When Bacteria Do Get Involved
Here’s where the virus-versus-bacteria question gets a bit more nuanced. While the flu itself is always a viral infection, it can open the door for bacteria to cause a secondary infection on top of it. The virus damages the lining of the respiratory tract and weakens local immune defenses, creating conditions where bacteria that are normally kept in check can take hold and cause pneumonia or other complications.
The bacteria most commonly involved in these secondary infections are Streptococcus pneumoniae, Haemophilus influenzae (confusingly named, since it’s a bacterium, not the flu virus), and Staphylococcus aureus. These bacterial complications significantly increase the severity of illness and are a major contributor to flu-related hospitalizations and deaths.
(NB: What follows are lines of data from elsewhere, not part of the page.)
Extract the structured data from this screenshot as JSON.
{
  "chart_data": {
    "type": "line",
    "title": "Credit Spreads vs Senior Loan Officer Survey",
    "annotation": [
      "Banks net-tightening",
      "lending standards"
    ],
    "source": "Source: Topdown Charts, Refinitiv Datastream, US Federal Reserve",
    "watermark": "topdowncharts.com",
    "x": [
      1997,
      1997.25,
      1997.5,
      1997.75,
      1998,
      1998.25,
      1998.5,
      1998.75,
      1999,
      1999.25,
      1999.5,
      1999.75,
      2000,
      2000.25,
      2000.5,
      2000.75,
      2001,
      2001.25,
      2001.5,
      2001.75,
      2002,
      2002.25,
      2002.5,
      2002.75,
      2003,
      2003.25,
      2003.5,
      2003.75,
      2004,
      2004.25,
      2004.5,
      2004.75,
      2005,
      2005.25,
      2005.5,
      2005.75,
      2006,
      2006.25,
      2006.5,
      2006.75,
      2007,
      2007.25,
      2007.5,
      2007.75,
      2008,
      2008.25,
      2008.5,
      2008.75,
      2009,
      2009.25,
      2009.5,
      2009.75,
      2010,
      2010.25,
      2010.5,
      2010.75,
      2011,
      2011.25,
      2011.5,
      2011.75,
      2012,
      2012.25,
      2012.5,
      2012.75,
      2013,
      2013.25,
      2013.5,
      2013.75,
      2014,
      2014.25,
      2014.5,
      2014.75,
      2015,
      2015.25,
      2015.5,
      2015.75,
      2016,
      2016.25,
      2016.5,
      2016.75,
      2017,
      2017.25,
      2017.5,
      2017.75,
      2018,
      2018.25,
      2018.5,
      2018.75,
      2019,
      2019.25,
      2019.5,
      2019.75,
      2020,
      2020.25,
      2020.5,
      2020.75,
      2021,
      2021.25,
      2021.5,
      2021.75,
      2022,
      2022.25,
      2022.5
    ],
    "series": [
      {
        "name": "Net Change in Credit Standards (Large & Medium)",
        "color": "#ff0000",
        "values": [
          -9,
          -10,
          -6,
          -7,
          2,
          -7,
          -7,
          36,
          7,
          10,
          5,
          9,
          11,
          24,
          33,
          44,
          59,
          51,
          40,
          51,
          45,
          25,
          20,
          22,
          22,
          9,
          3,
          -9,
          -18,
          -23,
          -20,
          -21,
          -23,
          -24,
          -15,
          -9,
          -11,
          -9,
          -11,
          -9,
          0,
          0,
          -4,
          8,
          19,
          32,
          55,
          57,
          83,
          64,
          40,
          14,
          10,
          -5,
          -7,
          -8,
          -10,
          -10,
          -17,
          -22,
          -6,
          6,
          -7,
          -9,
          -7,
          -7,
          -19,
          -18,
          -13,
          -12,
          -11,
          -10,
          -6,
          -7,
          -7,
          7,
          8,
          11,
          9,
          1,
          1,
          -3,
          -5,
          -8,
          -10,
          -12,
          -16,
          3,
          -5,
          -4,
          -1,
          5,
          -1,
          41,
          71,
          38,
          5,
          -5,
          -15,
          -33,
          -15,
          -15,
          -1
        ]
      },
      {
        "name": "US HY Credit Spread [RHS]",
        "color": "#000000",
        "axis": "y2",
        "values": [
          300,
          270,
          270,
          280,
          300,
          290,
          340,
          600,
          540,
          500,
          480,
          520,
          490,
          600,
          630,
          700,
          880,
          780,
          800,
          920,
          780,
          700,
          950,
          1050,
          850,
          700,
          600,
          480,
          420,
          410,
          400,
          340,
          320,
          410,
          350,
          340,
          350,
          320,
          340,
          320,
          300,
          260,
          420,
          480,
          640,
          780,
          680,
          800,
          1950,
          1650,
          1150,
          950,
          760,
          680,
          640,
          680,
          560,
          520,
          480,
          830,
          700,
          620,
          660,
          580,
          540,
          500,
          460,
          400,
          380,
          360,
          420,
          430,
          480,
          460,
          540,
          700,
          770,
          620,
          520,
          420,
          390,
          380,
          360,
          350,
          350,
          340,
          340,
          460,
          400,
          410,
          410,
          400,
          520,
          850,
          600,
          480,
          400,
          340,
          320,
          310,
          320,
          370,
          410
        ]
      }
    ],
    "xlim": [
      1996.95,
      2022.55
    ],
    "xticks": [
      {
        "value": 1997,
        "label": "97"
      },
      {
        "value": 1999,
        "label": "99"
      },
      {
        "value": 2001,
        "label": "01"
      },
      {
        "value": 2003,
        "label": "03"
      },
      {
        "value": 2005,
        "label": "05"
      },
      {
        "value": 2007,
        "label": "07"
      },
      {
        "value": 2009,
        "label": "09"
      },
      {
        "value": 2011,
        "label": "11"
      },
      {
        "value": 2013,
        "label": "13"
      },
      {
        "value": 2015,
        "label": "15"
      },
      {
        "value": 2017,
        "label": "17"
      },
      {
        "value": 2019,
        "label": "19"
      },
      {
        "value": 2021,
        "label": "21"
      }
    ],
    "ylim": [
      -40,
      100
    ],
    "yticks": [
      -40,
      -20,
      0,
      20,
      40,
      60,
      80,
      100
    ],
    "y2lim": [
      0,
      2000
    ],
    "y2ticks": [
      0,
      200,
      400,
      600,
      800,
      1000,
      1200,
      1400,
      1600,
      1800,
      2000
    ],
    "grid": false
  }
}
This is the one scenario where antibiotics become appropriate during a flu illness, but only to treat the bacterial complication, not the flu virus itself.
How the Flu Spreads and How Long It Lasts
After you’re exposed to the influenza virus, symptoms typically appear about two days later, though the incubation period can range from one to four days. You’re most contagious during the first three days of illness, but you can actually start spreading the virus a full day before you feel any symptoms. Most healthy adults remain contagious for five to seven days after getting sick. Young children and people with weakened immune systems may spread the virus for even longer.
How Effective Is the Vaccine
Because the flu is a virus that mutates regularly, the annual vaccine is the primary prevention tool. Preliminary data from the 2024-2025 season shows the vaccine reduced the risk of outpatient flu illness by about 54% in adults and 60% in children and adolescents. Those numbers may sound modest, but even partial protection often means a shorter, less severe illness if you do get infected. Vaccination also reduces the likelihood of the dangerous secondary bacterial infections that can follow a flu infection.